Giovanni Battista Gallus
Abstract: Smart cities rely on many different data sources. Several of these data can however be considered as personal data, because they are related to an identified or identifiable natural person. It is therefore fundamental, in the development of any smart cities service or device, to apply the principles of EU Regulation 2016/679 (General Data Protection Regulation - GDPR) from the very start. Data protection issues cannot be an afterthought, but they have to be integrated by design, as art. 25 of the GDPR clearly states. The talk will therefore summarize the key points of the EU General Data Protection Regulation, with regard to smart cities.
Speaker: Giovanni Battista Gallus, LL.M., Ph.D., parter of Array Law, Data Protection Officer for several public and private entities.

______________________________

11.00 - 12.00
Sala Convegni
Scalable urban computing systems
Enrico Gobbetti and Gianluigi Zanetti
Abstract: Urban computing systems must acquire, integrate, analyze, and present big and heterogeneous data generated by a diversity of sources in urban spaces. In this talk, we will describe the design of such a system using open standards. Examples of practical realizations in the context of the TDM project will be discussed.
Speaker: Enrico Gobbetti is the director of Visual Computing at the Center for Advanced Studies, Research, and Development in Sardinia (CRS4), Italy. He holds an Engineering degree (1989) and a Ph.D. degree (1993) in Computer Science from the Swiss Federal Institute of Technology in Lausanne (EPFL). His main research interests span many areas of visual computing, with emphasis on scalable technology for acquisition, storage, processing, distribution, and interactive exploration of complex objects. Systems based on these technologies have been used in as diverse real-world applications as internet geoviewing, scientific data analysis, surgical training, and cultural heritage study and dissemination. Enrico has (co-)authored over 200 papers in visualization and computer graphics, six of which received best paper awards. He regularly serves the scientific community through participation in editorial boards, conference committes, and working groups, as well as through the organization and chairing of conferences. He is a Fellow of Eurographics.

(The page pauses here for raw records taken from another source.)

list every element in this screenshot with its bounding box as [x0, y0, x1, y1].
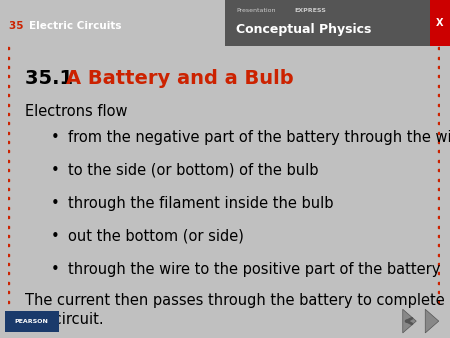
Text: Electric Circuits: Electric Circuits — [29, 22, 122, 31]
Text: •: • — [51, 196, 60, 211]
FancyBboxPatch shape — [430, 0, 450, 46]
FancyBboxPatch shape — [4, 311, 59, 332]
Text: •: • — [51, 262, 60, 277]
FancyBboxPatch shape — [225, 0, 430, 46]
Text: Electrons flow: Electrons flow — [25, 104, 128, 119]
Text: •: • — [51, 229, 60, 244]
Text: through the wire to the positive part of the battery: through the wire to the positive part of… — [68, 262, 441, 277]
Text: 35.1: 35.1 — [25, 69, 80, 88]
Text: The current then passes through the battery to complete
the circuit.: The current then passes through the batt… — [25, 293, 445, 328]
Text: Conceptual Physics: Conceptual Physics — [236, 23, 372, 36]
Text: through the filament inside the bulb: through the filament inside the bulb — [68, 196, 334, 211]
Text: PEARSON: PEARSON — [14, 319, 49, 323]
Text: to the side (or bottom) of the bulb: to the side (or bottom) of the bulb — [68, 163, 319, 178]
Text: out the bottom (or side): out the bottom (or side) — [68, 229, 244, 244]
Polygon shape — [425, 309, 439, 333]
Text: Presentation: Presentation — [236, 7, 276, 13]
Text: •: • — [51, 163, 60, 178]
Text: X: X — [436, 18, 443, 28]
Text: •: • — [51, 130, 60, 145]
Text: A Battery and a Bulb: A Battery and a Bulb — [66, 69, 294, 88]
Text: EXPRESS: EXPRESS — [295, 7, 327, 13]
Text: 35: 35 — [9, 22, 27, 31]
Text: from the negative part of the battery through the wire: from the negative part of the battery th… — [68, 130, 450, 145]
Polygon shape — [403, 309, 416, 333]
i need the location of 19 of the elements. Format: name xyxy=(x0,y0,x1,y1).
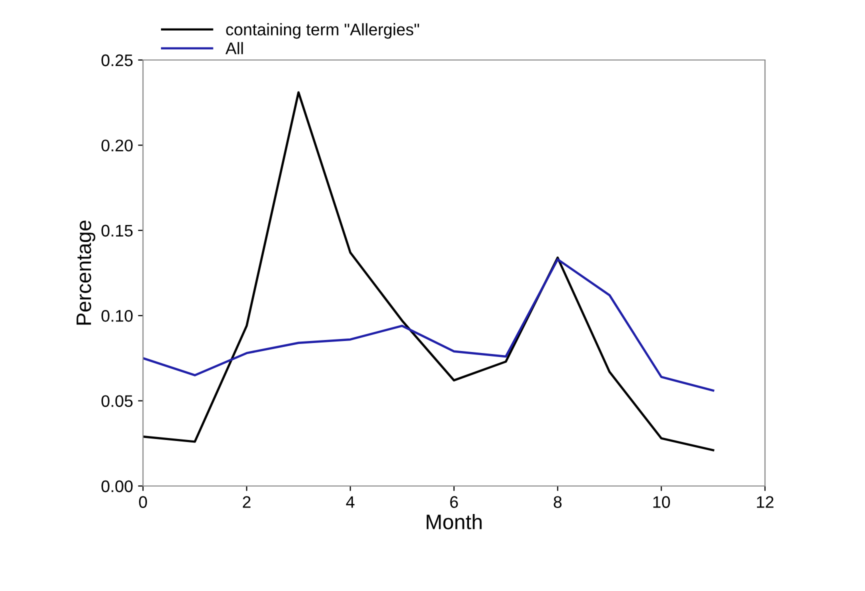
y-tick-label: 0.05 xyxy=(101,395,133,408)
x-tick-label: 2 xyxy=(242,496,250,508)
x-tick-label: 4 xyxy=(346,496,354,508)
line-series xyxy=(143,91,714,452)
line-series xyxy=(143,258,714,392)
x-tick-label: 10 xyxy=(653,496,670,508)
x-tick-label: 6 xyxy=(450,496,458,508)
y-tick-label: 0.10 xyxy=(101,310,133,322)
x-tick-label: 8 xyxy=(554,496,562,508)
x-tick-label: 0 xyxy=(139,496,147,508)
x-tick-label: 12 xyxy=(757,496,774,508)
y-tick-label: 0.00 xyxy=(101,480,133,492)
y-tick-label: 0.25 xyxy=(101,54,133,66)
y-tick-label: 0.20 xyxy=(101,140,133,152)
x-axis-title: Month xyxy=(426,514,482,530)
legend-label: containing term "Allergies" xyxy=(226,23,420,39)
y-axis-title: Percentage xyxy=(76,220,96,325)
y-tick-label: 0.15 xyxy=(101,224,133,237)
legend-label: All xyxy=(225,42,243,54)
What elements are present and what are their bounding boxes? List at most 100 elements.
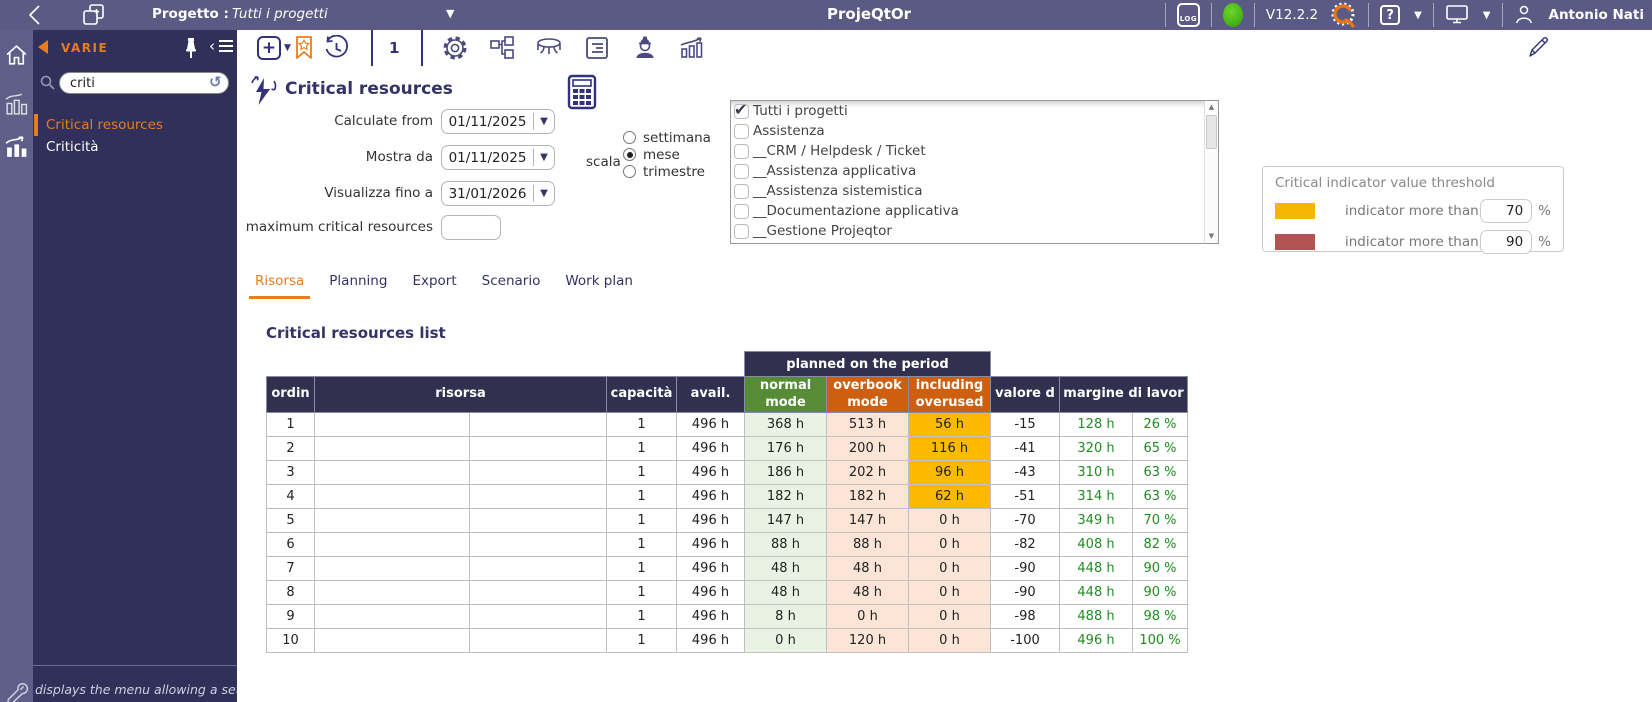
table-row[interactable]: 1 1 496 h 368 h 513 h 56 h -15 128 h 26 % — [266, 412, 1188, 437]
add-button[interactable]: + ▼ — [257, 30, 291, 66]
scrollbar-thumb[interactable] — [1206, 115, 1217, 149]
resource-worker-icon[interactable] — [632, 30, 658, 66]
hierarchy-icon[interactable] — [489, 30, 515, 66]
left-icon-rail — [0, 30, 33, 702]
date-field[interactable]: 01/11/2025 ▼ — [441, 145, 555, 170]
calculator-icon[interactable] — [567, 74, 597, 110]
project-selector-caret-icon[interactable]: ▼ — [446, 7, 455, 20]
display-icon[interactable] — [1445, 4, 1469, 26]
collapse-menu-icon[interactable]: ‹ — [209, 37, 235, 55]
date-dropdown-caret-icon[interactable]: ▼ — [533, 113, 554, 130]
project-item[interactable]: __Documentazione applicativa — [731, 201, 1218, 221]
user-icon[interactable] — [1514, 4, 1534, 26]
cell-risorsa-extra — [469, 412, 607, 437]
max-critical-resources-input[interactable] — [441, 215, 501, 240]
checkbox-icon[interactable] — [734, 203, 749, 219]
display-caret-icon[interactable]: ▼ — [1482, 9, 1491, 21]
checkbox-icon[interactable] — [734, 223, 749, 239]
sidebar-item-critical-resources[interactable]: Critical resources — [33, 114, 237, 136]
col-risorsa[interactable]: risorsa — [314, 376, 607, 413]
col-ordin[interactable]: ordin — [266, 376, 315, 413]
project-item[interactable]: ✔ Tutti i progetti — [731, 101, 1218, 121]
history-icon[interactable] — [323, 30, 350, 66]
tab-planning[interactable]: Planning — [329, 273, 388, 289]
scala-option-trimestre[interactable]: trimestre — [623, 163, 711, 180]
chart-filled-icon[interactable] — [4, 135, 29, 160]
log-button[interactable]: LOG — [1176, 3, 1200, 27]
chart-outline-icon[interactable] — [4, 92, 29, 117]
table-row[interactable]: 3 1 496 h 186 h 202 h 96 h -43 310 h 63 % — [266, 460, 1188, 485]
cell-ordin: 1 — [266, 412, 315, 437]
threshold-value-input[interactable] — [1480, 230, 1533, 254]
reset-search-icon[interactable]: ↺ — [209, 73, 222, 91]
tab-export[interactable]: Export — [412, 273, 457, 289]
checkbox-icon[interactable] — [734, 183, 749, 199]
col-normal-mode[interactable]: normal mode — [744, 376, 827, 413]
tab-risorsa[interactable]: Risorsa — [249, 269, 311, 299]
col-capacita[interactable]: capacità — [606, 376, 677, 413]
col-overbook-mode[interactable]: overbook mode — [826, 376, 909, 413]
threshold-value-input[interactable] — [1480, 199, 1533, 223]
col-margine[interactable]: margine di lavor — [1059, 376, 1188, 413]
add-caret-icon[interactable]: ▼ — [284, 43, 291, 53]
user-name[interactable]: Antonio Nati — [1548, 7, 1645, 23]
table-row[interactable]: 4 1 496 h 182 h 182 h 62 h -51 314 h 63 % — [266, 484, 1188, 509]
project-selector-value[interactable]: Tutti i progetti — [232, 6, 328, 22]
help-button[interactable]: ? — [1380, 5, 1401, 25]
date-dropdown-caret-icon[interactable]: ▼ — [533, 185, 554, 202]
col-including-overused[interactable]: including overused — [908, 376, 991, 413]
col-avail[interactable]: avail. — [676, 376, 745, 413]
statistics-chart-icon[interactable] — [678, 30, 706, 66]
project-item[interactable]: __Gestione Projeqtor — [731, 221, 1218, 241]
radio-icon[interactable] — [623, 148, 636, 161]
project-item[interactable]: __CRM / Helpdesk / Ticket — [731, 141, 1218, 161]
scroll-down-icon[interactable]: ▼ — [1208, 232, 1215, 240]
cell-normal-mode: 176 h — [744, 436, 827, 461]
edit-pencil-icon[interactable] — [1526, 34, 1552, 60]
date-dropdown-caret-icon[interactable]: ▼ — [533, 149, 554, 166]
checkbox-icon[interactable] — [734, 143, 749, 159]
project-item[interactable]: __Assistenza sistemistica — [731, 181, 1218, 201]
tab-work-plan[interactable]: Work plan — [565, 273, 633, 289]
back-icon[interactable] — [26, 4, 44, 26]
bookmark-button[interactable] — [293, 30, 315, 66]
project-item[interactable]: Assistenza — [731, 121, 1218, 141]
date-field[interactable]: 31/01/2026 ▼ — [441, 181, 555, 206]
checkbox-icon[interactable] — [734, 163, 749, 179]
report-document-icon[interactable] — [584, 30, 610, 66]
project-listbox[interactable]: ✔ Tutti i progetti Assistenza __CRM / Helpd… — [730, 100, 1219, 244]
date-value[interactable]: 31/01/2026 — [448, 185, 527, 202]
scroll-up-icon[interactable]: ▲ — [1208, 103, 1215, 111]
table-row[interactable]: 2 1 496 h 176 h 200 h 116 h -41 320 h 65 % — [266, 436, 1188, 461]
round-table-icon[interactable] — [535, 30, 563, 66]
collapse-section-arrow-icon[interactable] — [38, 40, 48, 54]
plus-icon[interactable]: + — [257, 36, 281, 60]
sidebar-item-criticit-[interactable]: Criticità — [46, 139, 99, 155]
settings-gear-icon[interactable] — [442, 30, 468, 66]
menu-search-input[interactable] — [59, 72, 229, 94]
open-new-window-icon[interactable] — [82, 4, 106, 26]
home-icon[interactable] — [4, 43, 29, 68]
checkbox-icon[interactable] — [734, 123, 749, 139]
date-value[interactable]: 01/11/2025 — [448, 113, 527, 130]
pin-icon[interactable] — [181, 36, 201, 60]
listbox-scrollbar[interactable]: ▲ ▼ — [1204, 101, 1218, 243]
col-valore[interactable]: valore d — [990, 376, 1060, 413]
radio-icon[interactable] — [623, 165, 636, 178]
cell-risorsa — [314, 412, 470, 437]
date-value[interactable]: 01/11/2025 — [448, 149, 527, 166]
date-field[interactable]: 01/11/2025 ▼ — [441, 109, 555, 134]
tab-scenario[interactable]: Scenario — [481, 273, 541, 289]
checkbox-checked-icon[interactable]: ✔ — [734, 100, 749, 119]
project-item[interactable]: __Assistenza applicativa — [731, 161, 1218, 181]
radio-icon[interactable] — [623, 131, 636, 144]
help-caret-icon[interactable]: ▼ — [1414, 9, 1422, 21]
scala-option-settimana[interactable]: settimana — [623, 129, 711, 146]
scala-option-mese[interactable]: mese — [623, 146, 711, 163]
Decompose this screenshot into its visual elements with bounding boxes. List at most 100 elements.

Speaker: Gianluigi Zanetti is the director of Data-intensive Computing at the Center for Advanced Studies, Research, and Development in Sardinia (CRS4), Italy. He holds a degree in Physics from the University of Bologna (1984) and a Ph.D. in Physics from The University of Chicago (1988). Before joining CRS4, he has conducted research and teaching activities at Princeton University, Los Alamos National Lab, École Normale Supérieure (Paris) and other institutions. His current research interests focus on the development of scalable mechanisms to support data-intensive research with applications in the biomedical sciences and urban computing.